Cold case unit to expand borders

THE mother of murdered woman Belinda Williams has welcomed news that the Homicide Cold Case Unit is expected to expand.

Shirley Macey said the announcement by Detective Inspector Mick Hughes on Wednesday to increase the size of the cold case unit would hopefully bring peace to families of victims.

She said she felt a degree of uncertainty after the recent departure of Homicide Detective Senior Sergeant Ron Iddles to the Police Association secretary role. 

“I was worried (with the event of Ron Iddles leaving) that everything may have been left unattended,” Ms Macey said. 

“This is now good news for people in Ballarat who have lost loved ones to unsolved murders. 

“We welcome the announcement that the cold case unit would be expanded.”

There are more than 200 cold case murders in Victoria, and the incoming head of the homicide squad says the unit tasked to solve them will be expanded.

Detective Inspector Hughes said the cold case unit, comprising four officers, would grow this year and would be working alongside a unit tackling historical sex crimes.

“It will be expanded and the sex crime side will be expanded,” Detective Inspector Hughes said. 

Shirley Macey on Mt Buninyong at the site where her daughter Belinda Williams' body was discovered about 10 years ago.

Shirley Macey on Mt Buninyong at the site where her daughter Belinda Williams' body was discovered about 10 years ago.

“They’re determining that structure now.”

Victoria once had three cold case teams, each with four detectives, but the unit was disbanded in 2006 after a review found the force’s specialist squads were inefficient.

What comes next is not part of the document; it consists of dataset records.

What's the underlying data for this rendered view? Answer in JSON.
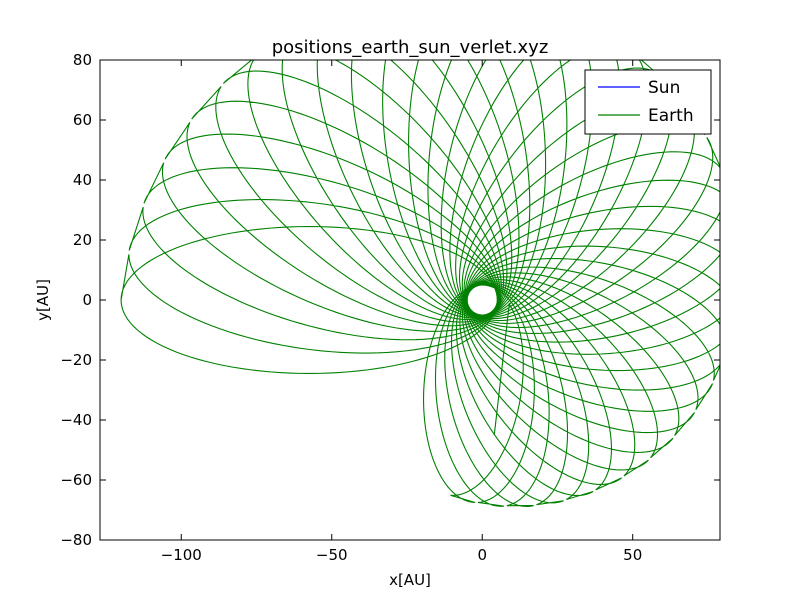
{
  "chart_data": {
    "type": "line",
    "title": "positions_earth_sun_verlet.xyz",
    "xlabel": "x[AU]",
    "ylabel": "y[AU]",
    "xlim": [
      -127,
      79
    ],
    "ylim": [
      -80,
      80
    ],
    "xticks": [
      -100,
      -50,
      0,
      50
    ],
    "yticks": [
      -80,
      -60,
      -40,
      -20,
      0,
      20,
      40,
      60,
      80
    ],
    "xtick_labels": [
      "−100",
      "−50",
      "0",
      "50"
    ],
    "ytick_labels": [
      "−80",
      "−60",
      "−40",
      "−20",
      "0",
      "20",
      "40",
      "60",
      "80"
    ],
    "grid": false,
    "legend_position": "top-right",
    "series": [
      {
        "name": "Sun",
        "color": "#0000ff",
        "x": [
          0,
          0
        ],
        "y": [
          0,
          0
        ]
      },
      {
        "name": "Earth",
        "color": "#008000",
        "kind": "precessing-ellipse",
        "orbits": 36,
        "perihelion_distance": 5,
        "apoapsis_start": 120,
        "apoapsis_end": 66,
        "eccentricity_start": 0.92,
        "eccentricity_end": 0.86,
        "orientation_start_deg": 180,
        "orientation_step_deg": -8.0,
        "final_point": [
          4,
          -45
        ]
      }
    ]
  }
}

It was reopened with significantly fewer resources in 2011.

There are close to half a dozen cold cases which remain unsolved in Ballarat.

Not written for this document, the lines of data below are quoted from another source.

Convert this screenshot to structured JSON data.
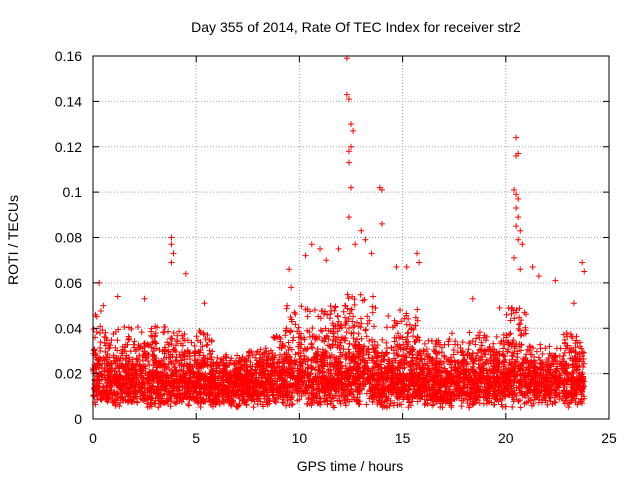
{
  "chart_data": {
    "type": "scatter",
    "title": "Day 355 of 2014, Rate Of TEC Index for receiver str2",
    "xlabel": "GPS time / hours",
    "ylabel": "ROTI / TECUs",
    "xlim": [
      0,
      25
    ],
    "ylim": [
      0,
      0.16
    ],
    "xticks": [
      0,
      5,
      10,
      15,
      20,
      25
    ],
    "xtick_labels": [
      "0",
      "5",
      "10",
      "15",
      "20",
      "25"
    ],
    "yticks": [
      0,
      0.02,
      0.04,
      0.06,
      0.08,
      0.1,
      0.12,
      0.14,
      0.16
    ],
    "ytick_labels": [
      "0",
      "0.02",
      "0.04",
      "0.06",
      "0.08",
      "0.1",
      "0.12",
      "0.14",
      "0.16"
    ],
    "grid": true,
    "marker": "+",
    "color": "#ff0000",
    "notable_points": [
      {
        "x": 0.1,
        "y": 0.036
      },
      {
        "x": 0.3,
        "y": 0.06
      },
      {
        "x": 0.5,
        "y": 0.05
      },
      {
        "x": 1.2,
        "y": 0.054
      },
      {
        "x": 2.5,
        "y": 0.053
      },
      {
        "x": 3.8,
        "y": 0.08
      },
      {
        "x": 3.8,
        "y": 0.077
      },
      {
        "x": 3.9,
        "y": 0.073
      },
      {
        "x": 3.8,
        "y": 0.069
      },
      {
        "x": 4.5,
        "y": 0.064
      },
      {
        "x": 5.4,
        "y": 0.051
      },
      {
        "x": 9.5,
        "y": 0.066
      },
      {
        "x": 9.6,
        "y": 0.058
      },
      {
        "x": 10.3,
        "y": 0.072
      },
      {
        "x": 10.6,
        "y": 0.077
      },
      {
        "x": 11.0,
        "y": 0.075
      },
      {
        "x": 11.3,
        "y": 0.07
      },
      {
        "x": 11.9,
        "y": 0.075
      },
      {
        "x": 12.3,
        "y": 0.159
      },
      {
        "x": 12.3,
        "y": 0.143
      },
      {
        "x": 12.4,
        "y": 0.141
      },
      {
        "x": 12.5,
        "y": 0.13
      },
      {
        "x": 12.6,
        "y": 0.127
      },
      {
        "x": 12.5,
        "y": 0.12
      },
      {
        "x": 12.4,
        "y": 0.118
      },
      {
        "x": 12.4,
        "y": 0.113
      },
      {
        "x": 12.5,
        "y": 0.102
      },
      {
        "x": 12.4,
        "y": 0.089
      },
      {
        "x": 12.7,
        "y": 0.077
      },
      {
        "x": 13.0,
        "y": 0.083
      },
      {
        "x": 13.2,
        "y": 0.079
      },
      {
        "x": 13.5,
        "y": 0.073
      },
      {
        "x": 13.9,
        "y": 0.102
      },
      {
        "x": 14.0,
        "y": 0.101
      },
      {
        "x": 14.0,
        "y": 0.086
      },
      {
        "x": 14.7,
        "y": 0.067
      },
      {
        "x": 15.2,
        "y": 0.067
      },
      {
        "x": 15.7,
        "y": 0.073
      },
      {
        "x": 15.8,
        "y": 0.069
      },
      {
        "x": 18.4,
        "y": 0.053
      },
      {
        "x": 19.7,
        "y": 0.049
      },
      {
        "x": 20.3,
        "y": 0.049
      },
      {
        "x": 20.5,
        "y": 0.124
      },
      {
        "x": 20.5,
        "y": 0.116
      },
      {
        "x": 20.6,
        "y": 0.117
      },
      {
        "x": 20.4,
        "y": 0.101
      },
      {
        "x": 20.5,
        "y": 0.099
      },
      {
        "x": 20.6,
        "y": 0.097
      },
      {
        "x": 20.5,
        "y": 0.093
      },
      {
        "x": 20.6,
        "y": 0.089
      },
      {
        "x": 20.5,
        "y": 0.085
      },
      {
        "x": 20.7,
        "y": 0.083
      },
      {
        "x": 20.6,
        "y": 0.079
      },
      {
        "x": 20.8,
        "y": 0.077
      },
      {
        "x": 20.4,
        "y": 0.071
      },
      {
        "x": 20.7,
        "y": 0.066
      },
      {
        "x": 21.3,
        "y": 0.067
      },
      {
        "x": 21.6,
        "y": 0.063
      },
      {
        "x": 22.4,
        "y": 0.061
      },
      {
        "x": 23.3,
        "y": 0.051
      },
      {
        "x": 23.7,
        "y": 0.069
      },
      {
        "x": 23.8,
        "y": 0.065
      }
    ]
  }
}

Police are yet to find whoever is responsible for Ms Williams’ death in late June, 1999.

Her body was discovered by bushwalkers on the Mount Buninyong Access Road two weeks after she went missing.

A $500,000 reward has been offered to anyone who can provide information about the murder.

“In most cases, people know something and are reluctant to come forward for one reason or another,” Ms Macey said.

She said finding and prosecuting the killer would never bring her closure, but a sense of peace.

“It would mean everything really, I’d be able to feel peace.”